В Израиле, напротив, инакомыслящих не счесть. Если посмотреть на первый ряд в Зале Манна в Тель-Авиве, видно: сколько людей, столько и мнений. Один неистово аплодирует, его сосед сидит, сложив руки, — музыка его не убедила. Концерту в целом обычно удается объединить этих законченных индивидуалистов, но тем не менее артист чувствует, что каждого надо завоевывать по отдельности.
Что касается английской публики, то мне кажется несправедливым широко распространенное мнение, будто она специально приберегает весь свой кашель и чихание для медленных частей. Я этого не замечал. В самых маленьких британских городках люди проявляли очень трогательную и искреннюю отзывчивость, подлинное чувство. Может быть, я пристрастен к англичанам: они столько раз изъявляли мне свою благодарность — за сценой и по почте, — что я играю, уже заранее убежденный: в зале мои друзья.
Я испытываю особую нежность и к московской публике. В моей памяти она ассоциируется со студентами, которые, казалось, знали все самые потаенные углы и щели зала. Их головы, подобно внебрачным детям Барона из последнего акта “Кавалера розы”, выглядывали из самых неожиданных мест. Русская публика может и удивлять: однажды в Одессе я играл в зале, наполовину заполненном русскими, наполовину евреями — и все они были большими знатоками. Когда после концерта ко мне в артистическую пришли люди, свои поздравления и впечатления они высказывали, обращаясь не ко мне, а к человеку, который хотел узнать у меня аппликатурные подробности в каком-то конкретном пассаже.

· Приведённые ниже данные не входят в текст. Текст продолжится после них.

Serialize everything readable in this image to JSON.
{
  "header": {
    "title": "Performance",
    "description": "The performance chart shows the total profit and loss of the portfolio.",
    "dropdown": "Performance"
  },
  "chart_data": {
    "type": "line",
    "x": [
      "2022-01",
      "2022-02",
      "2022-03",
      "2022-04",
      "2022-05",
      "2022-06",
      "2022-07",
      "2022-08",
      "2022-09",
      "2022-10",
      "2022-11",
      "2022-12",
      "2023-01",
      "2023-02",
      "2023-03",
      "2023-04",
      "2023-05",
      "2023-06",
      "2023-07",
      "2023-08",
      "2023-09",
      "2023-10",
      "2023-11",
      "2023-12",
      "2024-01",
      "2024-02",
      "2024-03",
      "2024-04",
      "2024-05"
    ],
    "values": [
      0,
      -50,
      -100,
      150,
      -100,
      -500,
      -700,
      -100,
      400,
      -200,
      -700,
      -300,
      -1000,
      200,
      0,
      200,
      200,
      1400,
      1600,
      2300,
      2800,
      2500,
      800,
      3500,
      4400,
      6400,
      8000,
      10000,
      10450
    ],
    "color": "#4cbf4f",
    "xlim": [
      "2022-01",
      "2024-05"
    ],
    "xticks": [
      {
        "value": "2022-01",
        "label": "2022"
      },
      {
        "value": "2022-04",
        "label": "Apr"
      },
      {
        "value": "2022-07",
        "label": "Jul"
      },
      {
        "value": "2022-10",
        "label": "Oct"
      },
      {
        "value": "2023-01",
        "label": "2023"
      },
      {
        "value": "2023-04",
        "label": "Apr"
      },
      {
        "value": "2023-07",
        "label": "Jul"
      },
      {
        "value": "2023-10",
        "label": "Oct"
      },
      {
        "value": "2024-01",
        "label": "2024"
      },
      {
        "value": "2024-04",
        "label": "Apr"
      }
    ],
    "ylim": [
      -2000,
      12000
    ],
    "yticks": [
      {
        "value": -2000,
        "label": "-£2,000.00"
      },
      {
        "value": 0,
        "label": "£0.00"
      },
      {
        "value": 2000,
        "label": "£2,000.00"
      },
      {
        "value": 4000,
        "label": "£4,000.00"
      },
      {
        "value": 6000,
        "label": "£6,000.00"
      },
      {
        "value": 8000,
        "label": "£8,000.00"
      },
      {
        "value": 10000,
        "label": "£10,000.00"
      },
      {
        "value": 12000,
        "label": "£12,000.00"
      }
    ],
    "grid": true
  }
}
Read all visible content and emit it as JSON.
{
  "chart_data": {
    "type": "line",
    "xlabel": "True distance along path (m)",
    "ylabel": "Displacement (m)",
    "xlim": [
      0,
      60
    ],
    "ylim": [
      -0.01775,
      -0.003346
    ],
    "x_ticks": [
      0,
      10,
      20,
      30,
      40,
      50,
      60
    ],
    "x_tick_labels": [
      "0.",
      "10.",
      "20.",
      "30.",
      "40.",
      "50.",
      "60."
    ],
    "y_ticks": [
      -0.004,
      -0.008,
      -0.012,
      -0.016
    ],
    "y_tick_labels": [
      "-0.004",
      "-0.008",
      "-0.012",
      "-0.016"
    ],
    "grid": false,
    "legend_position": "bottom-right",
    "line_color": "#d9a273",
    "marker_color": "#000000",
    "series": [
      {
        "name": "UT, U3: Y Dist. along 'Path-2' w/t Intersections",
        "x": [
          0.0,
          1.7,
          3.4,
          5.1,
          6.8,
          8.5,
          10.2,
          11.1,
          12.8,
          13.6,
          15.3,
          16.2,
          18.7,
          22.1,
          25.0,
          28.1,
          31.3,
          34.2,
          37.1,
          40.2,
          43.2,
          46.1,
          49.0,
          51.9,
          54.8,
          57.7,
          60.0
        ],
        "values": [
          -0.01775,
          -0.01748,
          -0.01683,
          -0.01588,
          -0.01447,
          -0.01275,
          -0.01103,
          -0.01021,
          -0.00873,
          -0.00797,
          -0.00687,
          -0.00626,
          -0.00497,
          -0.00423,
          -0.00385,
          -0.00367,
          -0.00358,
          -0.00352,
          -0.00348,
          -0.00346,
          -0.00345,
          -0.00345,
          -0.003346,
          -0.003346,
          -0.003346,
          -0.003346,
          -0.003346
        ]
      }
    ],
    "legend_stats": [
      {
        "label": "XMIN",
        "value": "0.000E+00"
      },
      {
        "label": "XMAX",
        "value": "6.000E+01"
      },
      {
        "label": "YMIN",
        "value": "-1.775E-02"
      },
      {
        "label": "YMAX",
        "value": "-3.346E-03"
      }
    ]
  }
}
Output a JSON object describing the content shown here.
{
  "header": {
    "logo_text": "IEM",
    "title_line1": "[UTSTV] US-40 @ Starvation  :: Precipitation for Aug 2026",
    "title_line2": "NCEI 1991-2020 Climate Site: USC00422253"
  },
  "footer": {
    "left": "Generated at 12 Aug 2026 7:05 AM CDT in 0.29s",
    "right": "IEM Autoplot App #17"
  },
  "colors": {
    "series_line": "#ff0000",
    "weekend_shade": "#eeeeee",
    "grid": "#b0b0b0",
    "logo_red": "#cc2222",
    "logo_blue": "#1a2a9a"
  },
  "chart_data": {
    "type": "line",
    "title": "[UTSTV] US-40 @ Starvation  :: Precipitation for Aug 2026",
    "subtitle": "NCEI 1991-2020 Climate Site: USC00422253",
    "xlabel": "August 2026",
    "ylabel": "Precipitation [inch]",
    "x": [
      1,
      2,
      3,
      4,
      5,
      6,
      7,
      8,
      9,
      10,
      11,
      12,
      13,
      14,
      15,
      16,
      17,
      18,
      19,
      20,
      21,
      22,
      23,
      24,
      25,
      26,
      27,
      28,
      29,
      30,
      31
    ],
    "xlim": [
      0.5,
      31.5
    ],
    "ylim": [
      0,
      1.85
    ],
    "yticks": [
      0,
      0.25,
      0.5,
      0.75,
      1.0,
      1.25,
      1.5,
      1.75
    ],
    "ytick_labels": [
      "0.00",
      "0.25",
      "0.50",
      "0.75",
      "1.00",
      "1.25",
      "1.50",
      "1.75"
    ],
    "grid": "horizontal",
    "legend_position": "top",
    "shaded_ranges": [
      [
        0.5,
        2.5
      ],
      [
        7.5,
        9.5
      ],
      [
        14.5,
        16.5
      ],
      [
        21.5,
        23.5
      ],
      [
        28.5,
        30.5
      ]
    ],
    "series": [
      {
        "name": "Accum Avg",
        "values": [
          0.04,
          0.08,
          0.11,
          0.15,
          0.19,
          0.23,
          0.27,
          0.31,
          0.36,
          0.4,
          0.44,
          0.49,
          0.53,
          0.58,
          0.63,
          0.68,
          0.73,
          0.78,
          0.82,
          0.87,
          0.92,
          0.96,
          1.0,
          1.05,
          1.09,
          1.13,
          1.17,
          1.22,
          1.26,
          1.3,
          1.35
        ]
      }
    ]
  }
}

После израильтян самые большие индивидуалисты, по-моему, французы. Вскоре после войны мы с Луисом Кентнером давали концерт в зале “Плейель” в Париже. Зал был переполнен, и перед этой массой публики мы собирались сыграть Бартока, тогда едва известного во Франции. Первую сонату выслушали в относительной тишине, и когда я закончил, раздались довольно громкие аплодисменты. Однако с галерки послышались крики: “Смехотворно!”, “Ерунда!”. Это была единственная спонтанная негативная реакция, с которой мне довелось столкнуться. Помидоры в нас не полетели — напротив, крики порицания лишь усилили овации остального зала. Они гремели так долго, что в конце концов нам с Кентнером пришлось повторить первую часть сонаты. Продолжается она довольно долго, и перспектива слушать ее еще раз вывела из себя какого-то господина. Он сидел на откидном месте в центральном проходе и был прекрасно виден со сцены. Так вот, он достал из кармана газету — французы умеют складывать газеты более компактно, чем другие народы, — спокойно развернул ее и с нарочитым вниманием погрузился в чтение. Он продолжал сидеть так до тех пор, пока с Бартоком не было покончено. Почему же он не ушел из зала? Мне представляется такое объяснение: французы знают цену деньгам; заплатив за билет и сделав соответствующий жест, он собирался послушать оставшуюся часть программы.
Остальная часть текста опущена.